If you are not already doing Data Quality Testing, here are 3 good reasons for starting:
- Do not assume your data is correct!
2. Make the right business decision!
3. And finally, sleep well all night!
We cannot promise to improve your sleeping habits but we can help you with data quality testing – the basis for not making any assumptions but making the right business decisions. And your sleep will be better automatically 🙂
One of the many possible solutions on how to test the quality of your data is GreatExpectations – a solution for all data-driven businesses.
What is and does GreatExpectations exactly? Read further!
How does GreatExpectations help to your business
With GreatExpectations you will be able to expect a shape, format and content of your data in development. Whereas the usage in production is secured by testing and running your Expectations currently on your data.
Furthermore, due to testing, Great Expectations reduces pipeline debt and determines how to respond. This is a huge benefit for the teams and your whole business.
Speaking about data pipelines, Great Expectations enables you to monitor data quality and simplify debugging. Also, it automates the verification of new data.
Use GreatExpecations when sharing data with other teams in the organisation. Also, codify assumption builds models and data documentation is automatically created as a part of setting up GreatExpectations. Finally, implicit knowledge is transferred to explicit.
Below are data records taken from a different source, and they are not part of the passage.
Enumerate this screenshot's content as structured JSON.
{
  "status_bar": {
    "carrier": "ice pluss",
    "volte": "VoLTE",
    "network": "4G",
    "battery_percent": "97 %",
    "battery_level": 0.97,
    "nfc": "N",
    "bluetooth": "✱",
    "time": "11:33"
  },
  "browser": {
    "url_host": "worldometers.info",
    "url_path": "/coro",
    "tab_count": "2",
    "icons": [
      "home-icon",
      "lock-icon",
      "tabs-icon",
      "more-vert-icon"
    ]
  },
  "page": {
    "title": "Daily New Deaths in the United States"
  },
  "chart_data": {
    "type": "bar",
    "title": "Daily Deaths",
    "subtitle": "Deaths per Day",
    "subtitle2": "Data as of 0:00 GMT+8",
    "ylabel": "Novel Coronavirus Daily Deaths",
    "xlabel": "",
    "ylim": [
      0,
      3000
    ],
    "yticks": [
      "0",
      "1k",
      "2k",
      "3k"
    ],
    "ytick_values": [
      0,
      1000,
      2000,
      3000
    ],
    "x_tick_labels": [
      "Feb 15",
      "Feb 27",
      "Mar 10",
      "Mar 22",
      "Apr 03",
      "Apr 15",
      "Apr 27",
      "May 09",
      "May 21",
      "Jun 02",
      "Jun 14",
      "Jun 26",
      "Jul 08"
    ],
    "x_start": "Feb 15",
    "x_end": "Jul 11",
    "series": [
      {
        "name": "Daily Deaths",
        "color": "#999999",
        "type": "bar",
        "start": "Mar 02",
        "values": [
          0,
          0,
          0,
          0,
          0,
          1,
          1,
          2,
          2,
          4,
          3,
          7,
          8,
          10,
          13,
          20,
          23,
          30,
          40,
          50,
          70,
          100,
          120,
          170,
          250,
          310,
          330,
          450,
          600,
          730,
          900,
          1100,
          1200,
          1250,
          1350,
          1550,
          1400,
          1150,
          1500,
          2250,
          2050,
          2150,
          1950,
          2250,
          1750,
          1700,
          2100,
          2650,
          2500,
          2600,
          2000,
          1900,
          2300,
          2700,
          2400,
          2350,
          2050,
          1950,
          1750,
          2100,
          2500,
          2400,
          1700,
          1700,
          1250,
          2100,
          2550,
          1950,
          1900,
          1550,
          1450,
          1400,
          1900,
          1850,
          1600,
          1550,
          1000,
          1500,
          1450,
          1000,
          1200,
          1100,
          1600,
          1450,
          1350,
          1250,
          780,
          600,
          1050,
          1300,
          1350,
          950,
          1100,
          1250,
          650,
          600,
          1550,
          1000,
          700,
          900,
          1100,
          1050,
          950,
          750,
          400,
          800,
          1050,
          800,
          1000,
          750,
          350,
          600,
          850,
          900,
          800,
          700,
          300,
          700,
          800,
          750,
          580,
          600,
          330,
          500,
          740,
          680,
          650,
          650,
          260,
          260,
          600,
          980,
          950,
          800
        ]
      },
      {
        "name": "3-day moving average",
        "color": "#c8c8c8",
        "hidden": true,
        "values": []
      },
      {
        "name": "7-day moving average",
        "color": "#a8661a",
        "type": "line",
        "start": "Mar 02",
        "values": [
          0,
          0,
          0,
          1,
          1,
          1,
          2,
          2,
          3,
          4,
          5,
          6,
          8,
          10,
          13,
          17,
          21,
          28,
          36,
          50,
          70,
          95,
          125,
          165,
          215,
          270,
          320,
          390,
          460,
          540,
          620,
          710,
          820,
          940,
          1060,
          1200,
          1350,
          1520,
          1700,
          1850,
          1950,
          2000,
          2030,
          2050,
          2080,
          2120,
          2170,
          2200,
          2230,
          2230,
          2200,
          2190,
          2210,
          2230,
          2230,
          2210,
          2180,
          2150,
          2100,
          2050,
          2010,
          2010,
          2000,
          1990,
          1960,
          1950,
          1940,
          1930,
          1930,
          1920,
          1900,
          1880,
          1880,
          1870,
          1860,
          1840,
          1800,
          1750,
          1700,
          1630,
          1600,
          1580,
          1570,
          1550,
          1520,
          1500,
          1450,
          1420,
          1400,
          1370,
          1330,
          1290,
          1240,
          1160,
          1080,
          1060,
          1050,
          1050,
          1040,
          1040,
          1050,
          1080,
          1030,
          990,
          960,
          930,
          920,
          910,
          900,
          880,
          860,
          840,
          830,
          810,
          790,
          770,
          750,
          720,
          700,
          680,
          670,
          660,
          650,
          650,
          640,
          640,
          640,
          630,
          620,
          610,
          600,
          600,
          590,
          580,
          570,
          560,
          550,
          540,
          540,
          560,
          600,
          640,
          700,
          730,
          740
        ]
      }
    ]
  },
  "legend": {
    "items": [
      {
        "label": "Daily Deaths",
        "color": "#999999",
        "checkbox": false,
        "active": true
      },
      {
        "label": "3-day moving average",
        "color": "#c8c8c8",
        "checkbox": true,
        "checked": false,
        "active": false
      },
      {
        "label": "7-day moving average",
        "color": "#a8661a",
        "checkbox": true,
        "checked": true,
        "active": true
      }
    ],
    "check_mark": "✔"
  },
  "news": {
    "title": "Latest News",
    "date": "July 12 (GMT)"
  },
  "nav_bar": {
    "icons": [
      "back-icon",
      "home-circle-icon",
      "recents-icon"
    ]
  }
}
Data Quality Testing using GreatExpectations
GreatExpectations is an open-source tool (available on GitHub) that provides:
- Data testing
But why is it more and more difficult to identify a problem in your data pipelines? It is because of:
- Source systems change,
- data systems are evolving to and becoming more interconnected and
- teams need to share data across the organisation.
Due to pipeline debt your productivity and analytic integrity might be jeopardized. The pipeline debt is a technical debt which affects your data, Business Intelligence and Machine Learning. GreatExpectations can solve this issue by testing your data sets and data quality.
GreatExpectations is therefore a sophisticated approach how to identify your pipeline debt. Otherwise, you risk:
- Productivity drain – due to uncertainty and frustration with the data quality
- Operational risk – the usefulness and trustworthy of your analytics is low
Fortunately, every possible problem has a solution due to the effectivity and simplicity of GE.
- At first, Great Expectations configures and deploys your business rules and documentation framework.
- After that, it validates all new data against the existing business rules.
To describe the overal system a bit deeper, let’s explore the quarantine flow on Airflow:
- The first step is to import a new raw data.
- Then, it validates them through GreatExpectations and updates these data either with 0 or 1 for each row – it depends on whether they ‘fail’ or ‘pass’ the business rule.
- The next step is to split the data and move the invalid rows into a separate quarantine table. The valid data are moved into a clean table where data pipelines continue.
- Last but not least, it removes all data from the raw stage table. Therefore, it is empty and ready to repeat the whole flow with new monthly data.
How to get Data Quality Testing
Our team is very excited about GreatExpectations. We would be happy to show you what GreatExpectations can do for you!
We can help you to identify the issues of your data quality and improve your CI/CD processes to make better business decisions – afterall, the goal of everything you do!
In general, GreatExpectations saves your time during data cleaning and setting up data pipelines. It also accelerates ETL and data normalization and manages the complexity within your data pipeline.
Finally, a comment from out CTO – “Great Expectation is easily extended using Python and works seamlessly with Airflow, GitHub and GitHub Actions.”